AI Deepfake Evidence Infiltrates American Courtrooms
A California judge dismissed a housing dispute case after lawyers submitted an obvious AI-generated deepfake as witness testimony, marking potentially the first documented instance of fake AI evidence being caught in court. The video showed a barely-animated witness with fuzzy features and flapping lips while everything else remained frozen—so obviously fake that Judge Victoria Kolakowski dismissed the case entirely. When plaintiffs argued the judge failed to prove their evidence was AI-generated, their reconsideration motion was denied. The incident highlights growing concerns as OpenAI's Sora 2 enables anyone to create realistic crime videos. While the US Judicial Conference rejected updating AI evidence guidelines in May, believing existing standards suffice, Judge Erica Yew warns AI-generated fake evidence is "happening much more frequently than reported."
Why AI May Kill Career Advancement for Many Young Workers
AI is beginning to disrupt not just jobs, but career ladders. Companies are increasingly automating entry-level and developmental tasks – responsibilities once used to train and promote young professionals, according to the article. That shift means fewer opportunities for junior staff to gain experience, build relationships, and advance internally. If firms rely on AI rather than human mentorship or rotational roles, younger workers may find themselves stuck in roles with little upward mobility or risk falling behind their more experienced colleagues. The real concern: automation can erode the pipeline of talent and pathways that fuel long-term career growth.
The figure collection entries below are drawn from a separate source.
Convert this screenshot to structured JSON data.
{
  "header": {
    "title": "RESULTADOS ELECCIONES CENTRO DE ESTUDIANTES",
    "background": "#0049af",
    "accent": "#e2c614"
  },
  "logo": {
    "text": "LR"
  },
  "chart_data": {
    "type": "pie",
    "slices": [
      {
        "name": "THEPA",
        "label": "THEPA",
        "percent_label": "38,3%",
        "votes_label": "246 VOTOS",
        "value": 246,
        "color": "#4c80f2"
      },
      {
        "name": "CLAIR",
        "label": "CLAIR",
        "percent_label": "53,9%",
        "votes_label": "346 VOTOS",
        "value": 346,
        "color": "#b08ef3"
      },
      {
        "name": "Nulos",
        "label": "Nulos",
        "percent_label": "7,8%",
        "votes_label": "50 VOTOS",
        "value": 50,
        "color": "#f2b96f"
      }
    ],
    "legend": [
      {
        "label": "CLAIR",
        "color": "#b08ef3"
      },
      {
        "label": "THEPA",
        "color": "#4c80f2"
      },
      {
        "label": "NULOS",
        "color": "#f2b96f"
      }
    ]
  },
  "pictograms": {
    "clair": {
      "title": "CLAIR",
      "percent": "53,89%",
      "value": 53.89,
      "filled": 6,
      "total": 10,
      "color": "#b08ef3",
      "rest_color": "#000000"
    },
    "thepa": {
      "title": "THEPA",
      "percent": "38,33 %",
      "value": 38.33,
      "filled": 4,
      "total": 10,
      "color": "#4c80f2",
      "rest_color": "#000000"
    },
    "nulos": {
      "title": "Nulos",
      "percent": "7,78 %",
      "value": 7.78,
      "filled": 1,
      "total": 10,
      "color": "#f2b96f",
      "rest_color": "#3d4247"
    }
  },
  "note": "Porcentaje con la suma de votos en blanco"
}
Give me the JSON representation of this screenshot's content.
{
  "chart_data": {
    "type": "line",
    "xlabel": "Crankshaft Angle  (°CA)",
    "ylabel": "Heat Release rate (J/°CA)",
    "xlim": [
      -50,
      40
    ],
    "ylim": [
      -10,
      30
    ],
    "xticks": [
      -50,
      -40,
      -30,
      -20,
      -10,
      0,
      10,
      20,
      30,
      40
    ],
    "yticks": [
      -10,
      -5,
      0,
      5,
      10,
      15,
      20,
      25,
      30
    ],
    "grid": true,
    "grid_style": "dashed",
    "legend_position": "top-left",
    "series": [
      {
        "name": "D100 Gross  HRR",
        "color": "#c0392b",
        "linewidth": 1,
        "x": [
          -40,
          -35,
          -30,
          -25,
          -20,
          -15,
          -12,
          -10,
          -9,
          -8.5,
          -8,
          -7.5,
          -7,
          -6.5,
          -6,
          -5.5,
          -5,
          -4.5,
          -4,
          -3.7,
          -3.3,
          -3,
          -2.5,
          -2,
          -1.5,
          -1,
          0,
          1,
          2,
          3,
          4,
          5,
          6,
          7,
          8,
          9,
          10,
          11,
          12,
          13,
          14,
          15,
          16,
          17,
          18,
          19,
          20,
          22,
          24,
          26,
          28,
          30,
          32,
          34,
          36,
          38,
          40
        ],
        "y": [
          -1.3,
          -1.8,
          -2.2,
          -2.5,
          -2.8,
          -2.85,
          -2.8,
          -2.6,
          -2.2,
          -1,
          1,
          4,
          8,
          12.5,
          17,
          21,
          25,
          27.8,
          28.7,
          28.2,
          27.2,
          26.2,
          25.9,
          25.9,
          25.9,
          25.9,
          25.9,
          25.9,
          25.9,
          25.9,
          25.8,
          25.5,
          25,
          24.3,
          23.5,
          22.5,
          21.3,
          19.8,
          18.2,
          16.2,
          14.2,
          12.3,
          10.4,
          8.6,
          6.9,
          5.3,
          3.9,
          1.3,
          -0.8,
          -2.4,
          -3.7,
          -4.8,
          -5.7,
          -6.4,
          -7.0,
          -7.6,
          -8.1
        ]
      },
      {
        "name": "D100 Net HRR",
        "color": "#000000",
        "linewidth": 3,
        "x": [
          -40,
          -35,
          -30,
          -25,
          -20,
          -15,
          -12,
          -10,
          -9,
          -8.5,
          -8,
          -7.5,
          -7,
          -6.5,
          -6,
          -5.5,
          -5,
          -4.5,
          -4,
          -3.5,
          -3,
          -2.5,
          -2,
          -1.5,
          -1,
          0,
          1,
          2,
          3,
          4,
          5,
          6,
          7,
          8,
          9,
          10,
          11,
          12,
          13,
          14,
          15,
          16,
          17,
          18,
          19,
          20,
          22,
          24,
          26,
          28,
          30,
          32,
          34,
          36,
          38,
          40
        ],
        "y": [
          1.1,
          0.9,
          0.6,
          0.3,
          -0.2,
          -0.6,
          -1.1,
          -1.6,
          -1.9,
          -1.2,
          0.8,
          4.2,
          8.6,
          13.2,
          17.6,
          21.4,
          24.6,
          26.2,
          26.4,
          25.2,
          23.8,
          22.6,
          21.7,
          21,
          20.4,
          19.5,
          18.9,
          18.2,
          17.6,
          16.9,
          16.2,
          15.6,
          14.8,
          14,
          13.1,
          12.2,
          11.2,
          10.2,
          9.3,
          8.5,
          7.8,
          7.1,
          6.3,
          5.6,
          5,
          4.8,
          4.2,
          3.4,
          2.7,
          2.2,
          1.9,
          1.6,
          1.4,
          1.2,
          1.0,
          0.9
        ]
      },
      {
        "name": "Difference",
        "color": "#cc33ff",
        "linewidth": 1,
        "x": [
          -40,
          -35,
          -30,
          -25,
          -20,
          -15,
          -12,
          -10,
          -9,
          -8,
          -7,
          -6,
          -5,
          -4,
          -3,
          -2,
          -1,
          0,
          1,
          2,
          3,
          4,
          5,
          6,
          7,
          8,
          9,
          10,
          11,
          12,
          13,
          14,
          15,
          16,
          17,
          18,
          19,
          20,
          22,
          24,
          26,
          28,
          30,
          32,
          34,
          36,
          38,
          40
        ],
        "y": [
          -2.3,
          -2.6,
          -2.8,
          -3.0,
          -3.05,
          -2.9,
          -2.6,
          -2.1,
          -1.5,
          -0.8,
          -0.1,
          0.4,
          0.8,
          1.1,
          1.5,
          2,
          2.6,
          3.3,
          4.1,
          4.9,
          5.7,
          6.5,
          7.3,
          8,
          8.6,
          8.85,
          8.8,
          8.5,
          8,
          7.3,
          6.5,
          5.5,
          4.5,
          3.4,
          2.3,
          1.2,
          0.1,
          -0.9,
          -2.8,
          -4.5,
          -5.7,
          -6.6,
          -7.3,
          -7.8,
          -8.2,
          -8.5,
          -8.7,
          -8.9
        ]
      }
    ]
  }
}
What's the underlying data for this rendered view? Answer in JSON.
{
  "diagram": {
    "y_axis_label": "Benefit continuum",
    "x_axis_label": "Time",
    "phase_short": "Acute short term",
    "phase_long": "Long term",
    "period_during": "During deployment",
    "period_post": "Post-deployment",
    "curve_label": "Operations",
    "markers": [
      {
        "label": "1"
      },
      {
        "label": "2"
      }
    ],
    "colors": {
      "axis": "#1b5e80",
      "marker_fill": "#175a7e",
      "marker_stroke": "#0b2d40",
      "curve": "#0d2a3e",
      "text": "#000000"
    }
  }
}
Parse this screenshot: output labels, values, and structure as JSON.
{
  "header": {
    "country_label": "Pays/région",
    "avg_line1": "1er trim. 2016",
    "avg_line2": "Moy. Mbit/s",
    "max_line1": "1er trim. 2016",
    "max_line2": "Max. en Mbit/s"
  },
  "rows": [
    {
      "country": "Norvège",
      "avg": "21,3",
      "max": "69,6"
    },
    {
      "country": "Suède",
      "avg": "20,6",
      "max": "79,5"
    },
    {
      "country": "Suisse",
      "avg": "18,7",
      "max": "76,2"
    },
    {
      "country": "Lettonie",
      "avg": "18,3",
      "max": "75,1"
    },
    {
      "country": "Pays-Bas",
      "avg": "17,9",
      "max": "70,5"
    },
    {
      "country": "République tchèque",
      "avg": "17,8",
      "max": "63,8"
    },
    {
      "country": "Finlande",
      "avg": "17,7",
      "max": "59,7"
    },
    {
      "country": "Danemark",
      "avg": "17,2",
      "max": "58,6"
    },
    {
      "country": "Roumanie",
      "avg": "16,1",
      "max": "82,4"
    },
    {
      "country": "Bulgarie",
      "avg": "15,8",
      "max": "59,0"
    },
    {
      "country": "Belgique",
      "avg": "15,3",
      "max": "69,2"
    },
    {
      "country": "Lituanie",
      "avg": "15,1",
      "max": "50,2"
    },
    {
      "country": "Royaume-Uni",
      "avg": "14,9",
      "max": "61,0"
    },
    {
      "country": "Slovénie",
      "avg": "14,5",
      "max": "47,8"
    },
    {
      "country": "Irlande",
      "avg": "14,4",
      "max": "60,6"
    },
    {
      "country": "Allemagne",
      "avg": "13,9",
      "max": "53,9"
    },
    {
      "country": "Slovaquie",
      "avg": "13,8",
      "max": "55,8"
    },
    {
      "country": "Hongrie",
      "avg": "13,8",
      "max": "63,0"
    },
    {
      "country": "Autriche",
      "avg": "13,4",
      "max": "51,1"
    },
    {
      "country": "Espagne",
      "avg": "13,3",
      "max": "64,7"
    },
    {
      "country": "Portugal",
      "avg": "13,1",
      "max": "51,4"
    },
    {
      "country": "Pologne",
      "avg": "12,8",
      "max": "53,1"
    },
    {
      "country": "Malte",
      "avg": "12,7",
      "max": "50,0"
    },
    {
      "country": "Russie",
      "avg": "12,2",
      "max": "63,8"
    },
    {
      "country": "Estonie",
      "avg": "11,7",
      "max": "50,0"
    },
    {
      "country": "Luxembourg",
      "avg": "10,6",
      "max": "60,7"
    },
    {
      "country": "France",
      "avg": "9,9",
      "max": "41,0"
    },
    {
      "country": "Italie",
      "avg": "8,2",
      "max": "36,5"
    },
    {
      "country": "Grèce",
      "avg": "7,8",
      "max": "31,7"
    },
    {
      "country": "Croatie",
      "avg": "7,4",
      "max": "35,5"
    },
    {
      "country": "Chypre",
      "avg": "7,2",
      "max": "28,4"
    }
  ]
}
TikTok Lets You Dial Up or Down AI-Created Videos
TikTok is piloting a new “Manage Topics” slider that lets users decide how much AI-generated content they want in their For You feed – offering a direct way to dial the presence of synthetic media up or down. The move follows months of rising anxiety over AI-flooded feeds and signals that TikTok is aiming for more transparency and user choice. According to the reporting, the company is pairing the feature with better AI-content detection, including “invisible watermarks” baked into videos produced with TikTok tools, plus support for C2PA credentials on uploads. By giving people clearer control – and more trustworthy labeling – TikTok is trying to balance creativity, safety, and authenticity as generative content becomes unavoidable.
Musk's Grok 4.1 Slashes Hallucinations by Two-Thirds
Elon Musk's xAI launched Grok 4.1 with dramatically reduced hallucination rates, dropping from 12% to just 4.2% while claiming the top spot on LMArena's leaderboard ahead of OpenAI, Anthropic, and Google. The model arrives in two configurations – a fast "non-thinking" mode and a deliberate "thinking" variant – following a two-week silent rollout where it won 65% of blind comparisons against its predecessor. Beyond accuracy improvements, xAI emphasized enhanced emotional intelligence, scoring highly on EQ-Bench3 evaluations. The company achieved these gains using frontier AI models as reward evaluators to autonomously score responses at scale. Available through grok.com, X, and mobile apps, plus enterprise API access at $5 per 1,000 tool invocations, Grok 4.1 represents xAI's competitive push.